Alat detektor DBD tersebut prinsip kerjanya seperti alat uji cepat (rapid test) untuk kehamilan, gula darah, kolesterol, lipid, serta urine. Proses selanjutnya, pasien diminta memeriksakan diri ke laboratorium. “Untuk memastikan berat atau ringannya DBD, seperti pemeriksaan kadar trombosit dan hemoglobin,” ujar Bachti.

Memakai sampel darah pasien, setiap alat Uji Dengue tersebut berisikan selembar membran yang telah dilapisi anti-dengue NS1 antigen capture pada daerah garis tes. Anti-dengue NS1 antigen-colloid gold conjugate dan serum sampel akan bergerak sepanjang membran menuju daerah garis tes (T) dan membentuk suatu garis yang dapat dilihat sebagai bentuk kompleks antibody-antigen-antibody gold particle. 

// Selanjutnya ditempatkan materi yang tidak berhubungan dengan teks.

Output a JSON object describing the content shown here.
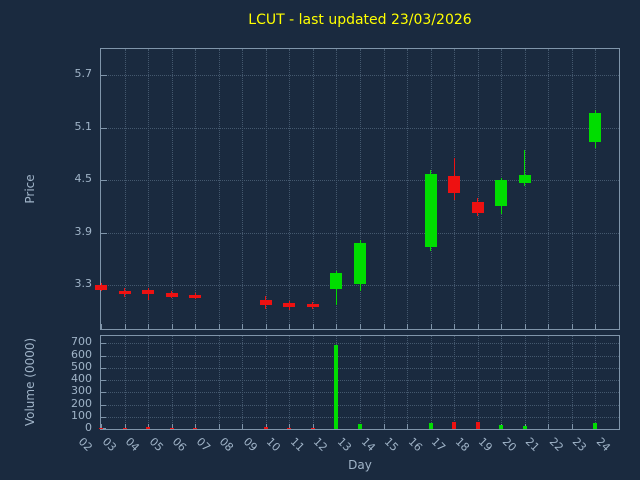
{
  "chart_data": {
    "type": "candlestick",
    "title": "LCUT - last updated 23/03/2026",
    "xlabel": "Day",
    "colors": {
      "background": "#1a2a3f",
      "title": "#ffff00",
      "axis_text": "#a0b4c8",
      "grid": "#44586e",
      "border": "#8095aa",
      "up": "#00dd00",
      "down": "#ee1111"
    },
    "price_axis": {
      "label": "Price",
      "ticks": [
        3.3,
        3.9,
        4.5,
        5.1,
        5.7
      ],
      "min": 2.8,
      "max": 6.0
    },
    "volume_axis": {
      "label": "Volume (0000)",
      "ticks": [
        0,
        100,
        200,
        300,
        400,
        500,
        600,
        700
      ],
      "max": 760
    },
    "x_axis": {
      "min": 2,
      "max": 24,
      "tick_labels": [
        "02",
        "03",
        "04",
        "05",
        "06",
        "07",
        "08",
        "09",
        "10",
        "11",
        "12",
        "13",
        "14",
        "15",
        "16",
        "17",
        "18",
        "19",
        "20",
        "21",
        "22",
        "23",
        "24"
      ]
    },
    "candles": [
      {
        "day": 2,
        "open": 3.3,
        "high": 3.33,
        "low": 3.23,
        "close": 3.25,
        "volume": 12
      },
      {
        "day": 3,
        "open": 3.24,
        "high": 3.27,
        "low": 3.17,
        "close": 3.2,
        "volume": 10
      },
      {
        "day": 4,
        "open": 3.25,
        "high": 3.27,
        "low": 3.13,
        "close": 3.2,
        "volume": 14
      },
      {
        "day": 5,
        "open": 3.21,
        "high": 3.23,
        "low": 3.15,
        "close": 3.17,
        "volume": 8
      },
      {
        "day": 6,
        "open": 3.19,
        "high": 3.21,
        "low": 3.14,
        "close": 3.16,
        "volume": 8
      },
      {
        "day": 9,
        "open": 3.13,
        "high": 3.18,
        "low": 3.03,
        "close": 3.08,
        "volume": 15
      },
      {
        "day": 10,
        "open": 3.1,
        "high": 3.12,
        "low": 3.02,
        "close": 3.05,
        "volume": 12
      },
      {
        "day": 11,
        "open": 3.09,
        "high": 3.11,
        "low": 3.03,
        "close": 3.05,
        "volume": 10
      },
      {
        "day": 12,
        "open": 3.26,
        "high": 3.46,
        "low": 3.08,
        "close": 3.44,
        "volume": 690
      },
      {
        "day": 13,
        "open": 3.32,
        "high": 3.82,
        "low": 3.24,
        "close": 3.78,
        "volume": 40
      },
      {
        "day": 16,
        "open": 3.74,
        "high": 4.62,
        "low": 3.69,
        "close": 4.57,
        "volume": 45
      },
      {
        "day": 17,
        "open": 4.55,
        "high": 4.75,
        "low": 4.27,
        "close": 4.35,
        "volume": 60
      },
      {
        "day": 18,
        "open": 4.25,
        "high": 4.3,
        "low": 4.09,
        "close": 4.13,
        "volume": 55
      },
      {
        "day": 19,
        "open": 4.21,
        "high": 4.53,
        "low": 4.12,
        "close": 4.5,
        "volume": 30
      },
      {
        "day": 20,
        "open": 4.47,
        "high": 4.85,
        "low": 4.43,
        "close": 4.56,
        "volume": 25
      },
      {
        "day": 23,
        "open": 4.94,
        "high": 5.3,
        "low": 4.87,
        "close": 5.27,
        "volume": 50
      }
    ]
  }
}
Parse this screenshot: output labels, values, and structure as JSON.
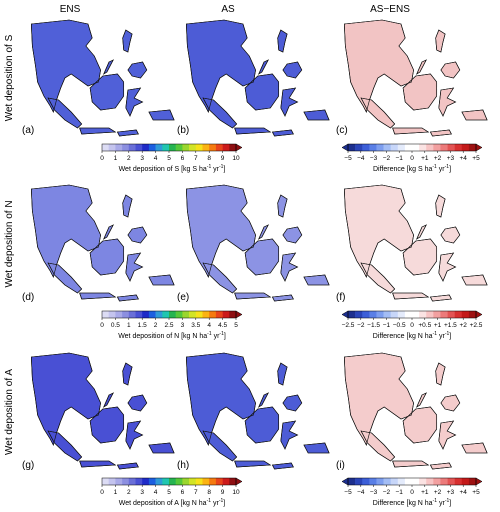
{
  "columns": [
    "ENS",
    "AS",
    "AS−ENS"
  ],
  "row_labels": [
    "Wet deposition of S",
    "Wet deposition of N",
    "Wet deposition of A"
  ],
  "panel_labels": [
    "(a)",
    "(b)",
    "(c)",
    "(d)",
    "(e)",
    "(f)",
    "(g)",
    "(h)",
    "(i)"
  ],
  "colorbars": [
    {
      "id": "s-abs",
      "ticks": [
        "0",
        "1",
        "2",
        "3",
        "4",
        "5",
        "6",
        "7",
        "8",
        "9",
        "10"
      ],
      "title_main": "Wet deposition of S [kg S ha",
      "title_sup1": "-1",
      "title_mid": " yr",
      "title_sup2": "-1",
      "title_end": "]",
      "colors": [
        "#dcdcf4",
        "#c4c4ee",
        "#a9aae8",
        "#8c8fe0",
        "#6a6fd8",
        "#4950d4",
        "#1f2bc8",
        "#1c5fe0",
        "#2f9ad8",
        "#21c6b0",
        "#26b451",
        "#55c83a",
        "#9ad62e",
        "#d2e426",
        "#f6e21a",
        "#fbb313",
        "#f57a10",
        "#e8441b",
        "#cc1b1b",
        "#8e0f12"
      ]
    },
    {
      "id": "s-diff",
      "ticks": [
        "−5",
        "−4",
        "−3",
        "−2",
        "−1",
        "0",
        "+1",
        "+2",
        "+3",
        "+4",
        "+5"
      ],
      "title_main": "Difference [kg S ha",
      "title_sup1": "-1",
      "title_mid": " yr",
      "title_sup2": "-1",
      "title_end": "]",
      "colors": [
        "#1d2f8e",
        "#2a44b8",
        "#3d5fd8",
        "#5a7fe6",
        "#7d9eef",
        "#a3bdf5",
        "#c7d6f9",
        "#e4ebfb",
        "#ffffff",
        "#ffffff",
        "#fbe3e3",
        "#f7c4c4",
        "#f2a0a0",
        "#ec7a7a",
        "#e35454",
        "#d73030",
        "#c41a1a",
        "#9e1212"
      ]
    },
    {
      "id": "n-abs",
      "ticks": [
        "0",
        "0.5",
        "1",
        "1.5",
        "2",
        "2.5",
        "3",
        "3.5",
        "4",
        "4.5",
        "5"
      ],
      "title_main": "Wet deposition of N [kg N ha",
      "title_sup1": "-1",
      "title_mid": " yr",
      "title_sup2": "-1",
      "title_end": "]",
      "colors": [
        "#dcdcf4",
        "#c4c4ee",
        "#a9aae8",
        "#8c8fe0",
        "#6a6fd8",
        "#4950d4",
        "#1f2bc8",
        "#1c5fe0",
        "#2f9ad8",
        "#21c6b0",
        "#26b451",
        "#55c83a",
        "#9ad62e",
        "#d2e426",
        "#f6e21a",
        "#fbb313",
        "#f57a10",
        "#e8441b",
        "#cc1b1b",
        "#8e0f12"
      ]
    },
    {
      "id": "n-diff",
      "ticks": [
        "−2.5",
        "−2",
        "−1.5",
        "−1",
        "−0.5",
        "0",
        "+0.5",
        "+1",
        "+1.5",
        "+2",
        "+2.5"
      ],
      "title_main": "Difference [kg N ha",
      "title_sup1": "-1",
      "title_mid": " yr",
      "title_sup2": "-1",
      "title_end": "]",
      "colors": [
        "#1d2f8e",
        "#2a44b8",
        "#3d5fd8",
        "#5a7fe6",
        "#7d9eef",
        "#a3bdf5",
        "#c7d6f9",
        "#e4ebfb",
        "#ffffff",
        "#ffffff",
        "#fbe3e3",
        "#f7c4c4",
        "#f2a0a0",
        "#ec7a7a",
        "#e35454",
        "#d73030",
        "#c41a1a",
        "#9e1212"
      ]
    },
    {
      "id": "a-abs",
      "ticks": [
        "0",
        "1",
        "2",
        "3",
        "4",
        "5",
        "6",
        "7",
        "8",
        "9",
        "10"
      ],
      "title_main": "Wet deposition of A [kg N ha",
      "title_sup1": "-1",
      "title_mid": " yr",
      "title_sup2": "-1",
      "title_end": "]",
      "colors": [
        "#dcdcf4",
        "#c4c4ee",
        "#a9aae8",
        "#8c8fe0",
        "#6a6fd8",
        "#4950d4",
        "#1f2bc8",
        "#1c5fe0",
        "#2f9ad8",
        "#21c6b0",
        "#26b451",
        "#55c83a",
        "#9ad62e",
        "#d2e426",
        "#f6e21a",
        "#fbb313",
        "#f57a10",
        "#e8441b",
        "#cc1b1b",
        "#8e0f12"
      ]
    },
    {
      "id": "a-diff",
      "ticks": [
        "−5",
        "−4",
        "−3",
        "−2",
        "−1",
        "0",
        "+1",
        "+2",
        "+3",
        "+4",
        "+5"
      ],
      "title_main": "Difference [kg N ha",
      "title_sup1": "-1",
      "title_mid": " yr",
      "title_sup2": "-1",
      "title_end": "]",
      "colors": [
        "#1d2f8e",
        "#2a44b8",
        "#3d5fd8",
        "#5a7fe6",
        "#7d9eef",
        "#a3bdf5",
        "#c7d6f9",
        "#e4ebfb",
        "#ffffff",
        "#ffffff",
        "#fbe3e3",
        "#f7c4c4",
        "#f2a0a0",
        "#ec7a7a",
        "#e35454",
        "#d73030",
        "#c41a1a",
        "#9e1212"
      ]
    }
  ],
  "panel_styles": {
    "a": {
      "base": "#5060d8",
      "inland": "#2fae5a",
      "hot": "#8e0f12",
      "sumatra": "#f0a020",
      "java": "#b01515"
    },
    "b": {
      "base": "#4d5cd6",
      "inland": "#36b868",
      "hot": "#cc1b1b",
      "sumatra": "#9ad62e",
      "java": "#cc1b1b"
    },
    "c": {
      "base": "#f2c4c4",
      "inland": "#5a7fe6",
      "hot": "#e35454",
      "sumatra": "#ec7a7a",
      "java": "#f2a0a0"
    },
    "d": {
      "base": "#7d86e2",
      "inland": "#2fae5a",
      "hot": "#e8441b",
      "sumatra": "#2f9ad8",
      "java": "#f57a10"
    },
    "e": {
      "base": "#8c93e4",
      "inland": "#2f9ad8",
      "hot": "#cc1b1b",
      "sumatra": "#4950d4",
      "java": "#e8441b"
    },
    "f": {
      "base": "#f6dada",
      "inland": "#a3bdf5",
      "hot": "#ec7a7a",
      "sumatra": "#c7d6f9",
      "java": "#f2a0a0"
    },
    "g": {
      "base": "#4950d4",
      "inland": "#55c83a",
      "hot": "#cc1b1b",
      "sumatra": "#d2e426",
      "java": "#8e0f12"
    },
    "h": {
      "base": "#4d5cd6",
      "inland": "#36b868",
      "hot": "#cc1b1b",
      "sumatra": "#9ad62e",
      "java": "#cc1b1b"
    },
    "i": {
      "base": "#f4cccc",
      "inland": "#3d5fd8",
      "hot": "#d73030",
      "sumatra": "#e35454",
      "java": "#f2a0a0"
    }
  }
}
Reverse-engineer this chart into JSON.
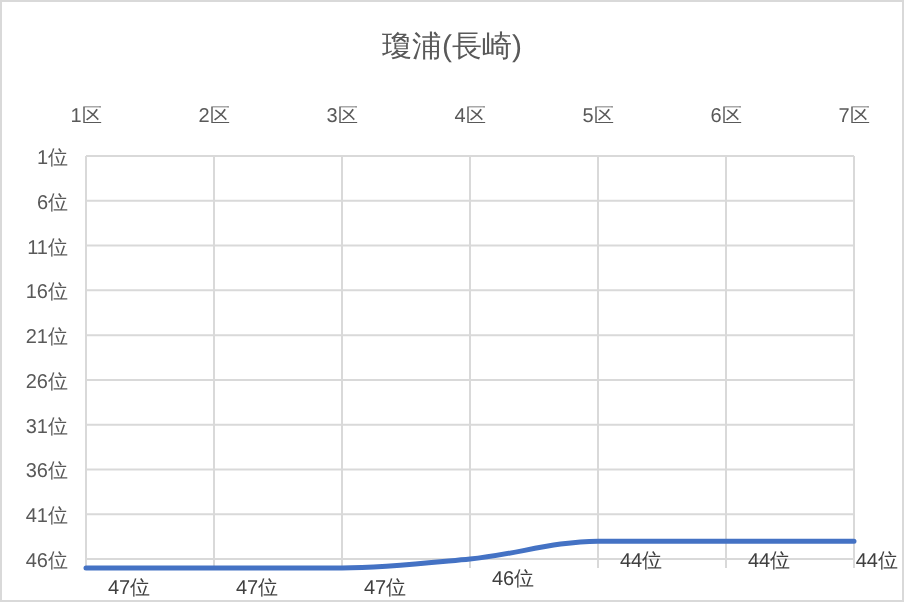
{
  "chart_data": {
    "type": "line",
    "title": "瓊浦(長崎)",
    "categories": [
      "1区",
      "2区",
      "3区",
      "4区",
      "5区",
      "6区",
      "7区"
    ],
    "series": [
      {
        "color": "#4472c4",
        "values": [
          47,
          47,
          47,
          46,
          44,
          44,
          44
        ],
        "value_labels": [
          "47位",
          "47位",
          "47位",
          "46位",
          "44位",
          "44位",
          "44位"
        ]
      }
    ],
    "ylim": [
      47,
      1
    ],
    "yticks": [
      {
        "value": 1,
        "label": "1位"
      },
      {
        "value": 6,
        "label": "6位"
      },
      {
        "value": 11,
        "label": "11位"
      },
      {
        "value": 16,
        "label": "16位"
      },
      {
        "value": 21,
        "label": "21位"
      },
      {
        "value": 26,
        "label": "26位"
      },
      {
        "value": 31,
        "label": "31位"
      },
      {
        "value": 36,
        "label": "36位"
      },
      {
        "value": 41,
        "label": "41位"
      },
      {
        "value": 46,
        "label": "46位"
      }
    ],
    "grid": true,
    "marker": "none",
    "line_style": "solid"
  }
}
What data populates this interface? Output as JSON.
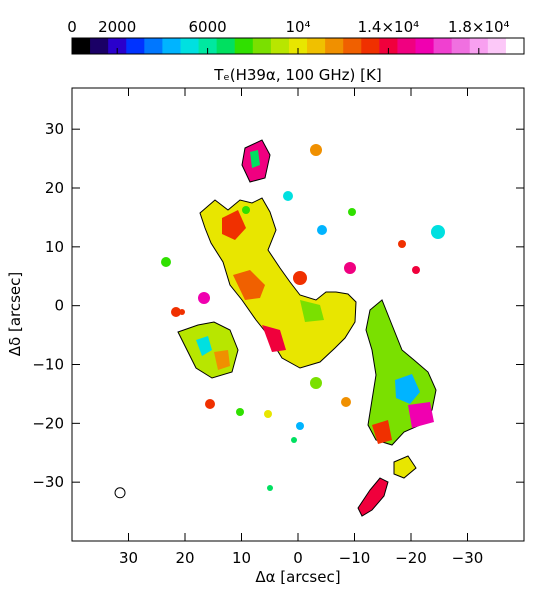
{
  "figure": {
    "colorbar_title": "Tₑ(H39α, 100 GHz) [K]",
    "colorbar_ticks": [
      {
        "value": 0,
        "label": "0"
      },
      {
        "value": 2000,
        "label": "2000"
      },
      {
        "value": 6000,
        "label": "6000"
      },
      {
        "value": 10000,
        "label": "10⁴"
      },
      {
        "value": 14000,
        "label": "1.4×10⁴"
      },
      {
        "value": 18000,
        "label": "1.8×10⁴"
      }
    ],
    "colorbar_range": [
      0,
      20000
    ],
    "colorbar_colors": [
      "#000000",
      "#1a0066",
      "#2a00cc",
      "#0033ff",
      "#0077ff",
      "#00b4ff",
      "#00e0e0",
      "#00e8a0",
      "#00e060",
      "#30e000",
      "#7ae000",
      "#b8e600",
      "#e8e600",
      "#f0c000",
      "#f09000",
      "#f06000",
      "#f03000",
      "#f0003c",
      "#f00080",
      "#f000b0",
      "#f040d0",
      "#f070e0",
      "#f8a0f0",
      "#fcc8f8",
      "#ffffff"
    ],
    "x_axis": {
      "label": "Δα [arcsec]",
      "range": [
        40,
        -40
      ],
      "ticks": [
        {
          "value": 30,
          "label": "30"
        },
        {
          "value": 20,
          "label": "20"
        },
        {
          "value": 10,
          "label": "10"
        },
        {
          "value": 0,
          "label": "0"
        },
        {
          "value": -10,
          "label": "−10"
        },
        {
          "value": -20,
          "label": "−20"
        },
        {
          "value": -30,
          "label": "−30"
        }
      ]
    },
    "y_axis": {
      "label": "Δδ [arcsec]",
      "range": [
        -40,
        37
      ],
      "ticks": [
        {
          "value": 30,
          "label": "30"
        },
        {
          "value": 20,
          "label": "20"
        },
        {
          "value": 10,
          "label": "10"
        },
        {
          "value": 0,
          "label": "0"
        },
        {
          "value": -10,
          "label": "−10"
        },
        {
          "value": -20,
          "label": "−20"
        },
        {
          "value": -30,
          "label": "−30"
        }
      ]
    },
    "beam": {
      "x": 31.5,
      "y": -31.8
    }
  }
}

Alat uji tersebut memiliki dua garis hasil, yakni garis tes (T) dan garis kontrol (C), yang akan selalu muncul jika prosedur tes dilakukan dengan benar dan bahan reagen dalam kondisi baik. Jika hanya terbentuk segaris pada area garis kontrol (C), pasien dinyatakan negatif DBD. Tanda pasien positif DBD jika terbentuk dua garis pada posisi area garis T dan C. “Kalau ada antibodi terhadap virus DBD, muncul garis horizontal berwarna merah kebiruan,” tutur Dessy Natalia. Hasil invalid dan perlu tes ulang jika tidak terbentuk garis pada area garis C.

Peracik bahan alat deteksi itu adalah tim peneliti dari Program Studi Kimia ITB. Riset bersama tersebut dirintis sejak 2007. Menurut Dessy Natalia, saat ini masih dilakukan persiapan bahan dan menuju pengujian sampel pasien. Mereka menargetkan bisa menghasilkan ratusan ribu kit per tahun dengan menggandeng mitra sebuah produsen obat di Bandung.(tem)

Baca Juga:

MOGE BMW Dengan Harga Selangit

Mark Zuckerberg Merilis Aplikasi Khusus Kaum Muda Bertajuk “Lifestage”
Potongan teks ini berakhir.